23/05/2008 03:33

Retrospective of a Domestic Author - Živojin Pavlović

Several works of Yugoslavian and Serbian film art, of the anthology of Živojin Pavlović, is going to be shown in Cinema City Festival, in Retrospective of a Domestic Author Selection in Arena cinema. Pavlović, with few other cult directors, marked the the black wave of the seventh art on these territories during the sixties and the seventies, and among many bunker movies, his Povratak (The Reurn) and Zaseda (Ambush) appeared. However, the fall of communism did not change much in the life of this artist because during the nineties, he was still prosecuted, this time by nationalists.

“My whole life I stepped against the current, and made every step by pulling the legs with great effort out of the mud”, Pavlović demystified his life attitudes, the fights with the surroundings caused by them, and the rebellious character of a critic of illogicality and dissonance in the development of the society he was a part of.

The moment they got to the scene, the members of, at the time, young generation of film creators was equal in the quality and power of its narration to so much more renowned celluloid masters.

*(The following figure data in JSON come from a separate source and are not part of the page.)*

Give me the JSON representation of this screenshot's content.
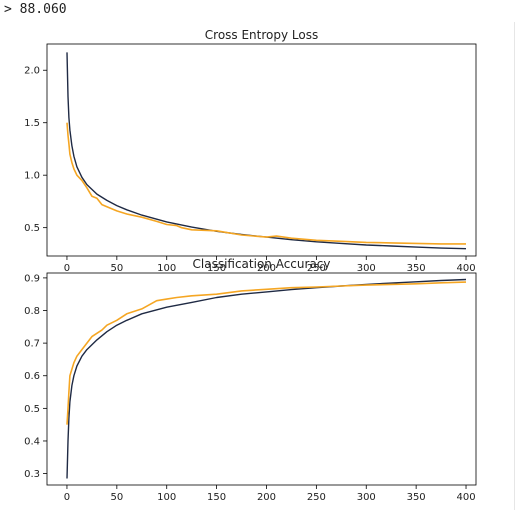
{
  "console": {
    "line": "> 88.060"
  },
  "colors": {
    "train": "#1f2a44",
    "test": "#f5a623",
    "axes": "#000000",
    "background": "#ffffff"
  },
  "chart_data": [
    {
      "type": "line",
      "title": "Cross Entropy Loss",
      "xlabel": "",
      "ylabel": "",
      "xlim": [
        -20,
        410
      ],
      "ylim": [
        0.23,
        2.25
      ],
      "xticks": [
        0,
        50,
        100,
        150,
        200,
        250,
        300,
        350,
        400
      ],
      "yticks": [
        0.5,
        1.0,
        1.5,
        2.0
      ],
      "ytick_labels": [
        "0.5",
        "1.0",
        "1.5",
        "2.0"
      ],
      "grid": false,
      "series": [
        {
          "color": "#1f2a44",
          "x": [
            0,
            1,
            2,
            3,
            5,
            7,
            10,
            15,
            20,
            30,
            40,
            50,
            60,
            75,
            100,
            125,
            150,
            175,
            200,
            225,
            250,
            275,
            300,
            325,
            350,
            375,
            400
          ],
          "y": [
            2.17,
            1.75,
            1.55,
            1.43,
            1.28,
            1.18,
            1.08,
            0.98,
            0.91,
            0.82,
            0.76,
            0.71,
            0.67,
            0.62,
            0.555,
            0.505,
            0.465,
            0.435,
            0.41,
            0.385,
            0.365,
            0.35,
            0.335,
            0.325,
            0.315,
            0.305,
            0.3
          ]
        },
        {
          "color": "#f5a623",
          "x": [
            0,
            1,
            2,
            3,
            5,
            7,
            10,
            15,
            20,
            25,
            30,
            35,
            40,
            50,
            60,
            75,
            90,
            100,
            110,
            115,
            125,
            150,
            175,
            200,
            210,
            225,
            250,
            275,
            300,
            325,
            350,
            375,
            400
          ],
          "y": [
            1.5,
            1.38,
            1.3,
            1.2,
            1.12,
            1.06,
            1.0,
            0.95,
            0.88,
            0.8,
            0.78,
            0.72,
            0.7,
            0.66,
            0.63,
            0.6,
            0.56,
            0.53,
            0.52,
            0.5,
            0.48,
            0.47,
            0.43,
            0.41,
            0.42,
            0.4,
            0.38,
            0.37,
            0.36,
            0.355,
            0.35,
            0.345,
            0.345
          ]
        }
      ]
    },
    {
      "type": "line",
      "title": "Classification Accuracy",
      "xlabel": "",
      "ylabel": "",
      "xlim": [
        -20,
        410
      ],
      "ylim": [
        0.265,
        0.915
      ],
      "xticks": [
        0,
        50,
        100,
        150,
        200,
        250,
        300,
        350,
        400
      ],
      "yticks": [
        0.3,
        0.4,
        0.5,
        0.6,
        0.7,
        0.8,
        0.9
      ],
      "ytick_labels": [
        "0.3",
        "0.4",
        "0.5",
        "0.6",
        "0.7",
        "0.8",
        "0.9"
      ],
      "grid": false,
      "series": [
        {
          "color": "#1f2a44",
          "x": [
            0,
            1,
            2,
            3,
            5,
            7,
            10,
            15,
            20,
            30,
            40,
            50,
            60,
            75,
            100,
            125,
            150,
            175,
            200,
            225,
            250,
            275,
            300,
            325,
            350,
            375,
            400
          ],
          "y": [
            0.285,
            0.4,
            0.47,
            0.52,
            0.57,
            0.6,
            0.63,
            0.66,
            0.68,
            0.71,
            0.735,
            0.755,
            0.77,
            0.79,
            0.81,
            0.825,
            0.84,
            0.85,
            0.857,
            0.864,
            0.87,
            0.875,
            0.88,
            0.884,
            0.888,
            0.892,
            0.895
          ]
        },
        {
          "color": "#f5a623",
          "x": [
            0,
            1,
            2,
            3,
            5,
            7,
            10,
            15,
            20,
            25,
            30,
            35,
            40,
            50,
            60,
            75,
            90,
            100,
            110,
            125,
            150,
            175,
            200,
            225,
            250,
            275,
            300,
            325,
            350,
            375,
            400
          ],
          "y": [
            0.45,
            0.5,
            0.55,
            0.6,
            0.62,
            0.64,
            0.66,
            0.68,
            0.7,
            0.72,
            0.73,
            0.74,
            0.755,
            0.77,
            0.79,
            0.805,
            0.83,
            0.835,
            0.84,
            0.845,
            0.85,
            0.86,
            0.865,
            0.87,
            0.872,
            0.875,
            0.878,
            0.88,
            0.882,
            0.885,
            0.887
          ]
        }
      ]
    }
  ]
}
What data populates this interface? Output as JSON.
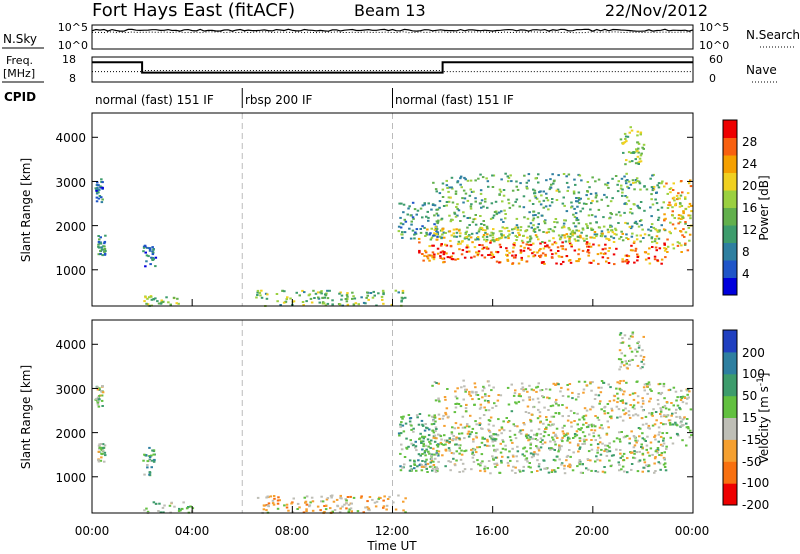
{
  "header": {
    "radar": "Fort Hays East (fitACF)",
    "beam": "Beam 13",
    "date": "22/Nov/2012"
  },
  "left_labels": {
    "nsky": "N.Sky",
    "freq_line1": "Freq.",
    "freq_line2": "[MHz]",
    "cpid": "CPID"
  },
  "right_labels": {
    "nsearch": "N.Search",
    "nave": "Nave"
  },
  "colors": {
    "axis": "#000000",
    "time_marker": "#bbbbbb",
    "ground_scatter": "#bebeb6"
  },
  "chart_data": [
    {
      "type": "line",
      "panel": "noise",
      "left_ticks": [
        "10^5",
        "10^0"
      ],
      "right_ticks": [
        "10^5",
        "10^0"
      ],
      "series": [
        {
          "name": "N.Sky",
          "style": "solid",
          "level": 0.78
        },
        {
          "name": "N.Search",
          "style": "dotted",
          "level": 0.7
        }
      ]
    },
    {
      "type": "line",
      "panel": "frequency",
      "left_ticks": [
        "18",
        "8"
      ],
      "right_ticks": [
        "60",
        "0"
      ],
      "series": [
        {
          "name": "Freq.",
          "style": "solid",
          "x": [
            0,
            2,
            2,
            14,
            14,
            24
          ],
          "y": [
            15.5,
            15.5,
            10.5,
            10.5,
            15.5,
            15.5
          ]
        },
        {
          "name": "Nave",
          "style": "dotted",
          "x": [
            0,
            2,
            2,
            14,
            14,
            24
          ],
          "y": [
            11,
            11,
            11.5,
            11.5,
            11,
            11
          ]
        }
      ]
    },
    {
      "type": "table",
      "panel": "cpid",
      "segments": [
        {
          "start": 0,
          "end": 6,
          "label": "normal (fast) 151 IF"
        },
        {
          "start": 6,
          "end": 12,
          "label": "rbsp 200 IF"
        },
        {
          "start": 12,
          "end": 24,
          "label": "normal (fast) 151 IF"
        }
      ]
    },
    {
      "type": "heatmap",
      "panel": "power",
      "ylabel": "Slant Range [km]",
      "ylim": [
        180,
        4550
      ],
      "yticks": [
        "1000",
        "2000",
        "3000",
        "4000"
      ],
      "colorbar": {
        "label": "Power [dB]",
        "range": [
          0,
          32
        ],
        "ticks": [
          "4",
          "8",
          "12",
          "16",
          "20",
          "24",
          "28"
        ],
        "stops": [
          "#0000dc",
          "#1f55c8",
          "#2e7fa0",
          "#3d9c6c",
          "#62b04c",
          "#9ad040",
          "#f0d020",
          "#f5a000",
          "#f86010",
          "#ee0000"
        ]
      },
      "regions": [
        {
          "x": [
            0.1,
            0.4
          ],
          "y": [
            2550,
            3100
          ],
          "level": 0.2
        },
        {
          "x": [
            0.2,
            0.5
          ],
          "y": [
            1350,
            1800
          ],
          "level": 0.3
        },
        {
          "x": [
            2.0,
            2.5
          ],
          "y": [
            1100,
            1650
          ],
          "level": 0.2
        },
        {
          "x": [
            2.0,
            3.5
          ],
          "y": [
            200,
            450
          ],
          "level": 0.5
        },
        {
          "x": [
            6.5,
            12.5
          ],
          "y": [
            200,
            550
          ],
          "level": 0.45
        },
        {
          "x": [
            12.2,
            13.8
          ],
          "y": [
            1700,
            2550
          ],
          "level": 0.3
        },
        {
          "x": [
            13.5,
            22.8
          ],
          "y": [
            1700,
            3200
          ],
          "level": 0.4
        },
        {
          "x": [
            13.0,
            22.9
          ],
          "y": [
            1150,
            1650
          ],
          "level": 0.9
        },
        {
          "x": [
            13.0,
            22.9
          ],
          "y": [
            1650,
            2000
          ],
          "level": 0.6
        },
        {
          "x": [
            21.0,
            22.0
          ],
          "y": [
            3400,
            4300
          ],
          "level": 0.5
        },
        {
          "x": [
            22.8,
            23.9
          ],
          "y": [
            1400,
            3050
          ],
          "level": 0.7
        }
      ]
    },
    {
      "type": "heatmap",
      "panel": "velocity",
      "ylabel": "Slant Range [km]",
      "xlabel": "Time UT",
      "xlim": [
        0,
        24
      ],
      "xticks": [
        "00:00",
        "04:00",
        "08:00",
        "12:00",
        "16:00",
        "20:00",
        "00:00"
      ],
      "ylim": [
        180,
        4550
      ],
      "yticks": [
        "1000",
        "2000",
        "3000",
        "4000"
      ],
      "colorbar": {
        "label": "Velocity [m s^-1]",
        "ticks": [
          "200",
          "100",
          "50",
          "15",
          "-15",
          "-50",
          "-100",
          "-200"
        ],
        "stops": [
          "#2040c0",
          "#2e7fa0",
          "#3d9c6c",
          "#62c040",
          "#bebeb6",
          "#f5a030",
          "#f87010",
          "#ee0000"
        ]
      },
      "regions": [
        {
          "x": [
            0.1,
            0.4
          ],
          "y": [
            2600,
            3100
          ],
          "level": 0.5
        },
        {
          "x": [
            0.2,
            0.5
          ],
          "y": [
            1350,
            1800
          ],
          "level": 0.5
        },
        {
          "x": [
            2.0,
            2.5
          ],
          "y": [
            1050,
            1700
          ],
          "level": 0.35
        },
        {
          "x": [
            2.0,
            4.0
          ],
          "y": [
            200,
            450
          ],
          "level": 0.45
        },
        {
          "x": [
            6.5,
            12.5
          ],
          "y": [
            200,
            600
          ],
          "level": 0.65
        },
        {
          "x": [
            12.2,
            13.8
          ],
          "y": [
            1150,
            2450
          ],
          "level": 0.35
        },
        {
          "x": [
            13.5,
            22.8
          ],
          "y": [
            1850,
            3200
          ],
          "level": 0.55
        },
        {
          "x": [
            13.0,
            22.9
          ],
          "y": [
            1100,
            2000
          ],
          "level": 0.5
        },
        {
          "x": [
            21.0,
            22.0
          ],
          "y": [
            3400,
            4300
          ],
          "level": 0.5
        },
        {
          "x": [
            22.8,
            23.9
          ],
          "y": [
            1700,
            3050
          ],
          "level": 0.5
        }
      ]
    }
  ]
}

Pavlović stood out with his creative temperament, as well as with the themes of his movies, mostly social dramas about marginal characters, incapable to adjust to social and living circumstances. However, an extremely critic attitude of great young intelligence was out of favour of old and dull socialist way of thinking of so called public directors who used film to build statues to Tito and the Party, so it was on their initiative that witch hunt, that is, high censorship of open-minded art began. Pavlović’s Zaseda (Ambush) was put into a bunker as the most drastic example of the black wave. On the other hand, controversially, the author won numerous prestigious awards, such as Golden Arena in Pula Festival (for Buđenje pacova (The Awakening of the Rats) 1967, Kada budem mrtav i beo (When I Am Dead and White) 1968, Crveno klasje (Red Ears) 1971...). He also won in his career Golden Lion in Venice, Silver Bear in Berlinale, and Golden Olive in Bastia.

He was born in 1933 in Sabac. He was educated for the career of a painter at the Faculty of Applied Arts in Belgrade, but when he was only 19, he started to write film analyses for daily newspapers and magazines. When he as 25, he made an amateur movie called Ljuba Popović, and only three years later, he had his first chance in an omnibus called

Kapi, vode, ratnici (Drops, Water, Wariors), and immediately won a special jury prize of, at the time, prominent Pula Festival. He made fifteen movies in total, and published 32 books, mostly novels and short stories, and diary notes. He was also a professor at the Faculty of Drama Arts in Belgrade. He was a father of Milena Pavlović, little Marina, from the hit film Mi nismo anđeli (We Are not Angels). He died in 1998 in Belgrade, before the end of the shooting of his last movie, Drzava mrtvih (Land of the Dead), which was later finished by his ex student, Dinko Tucaković.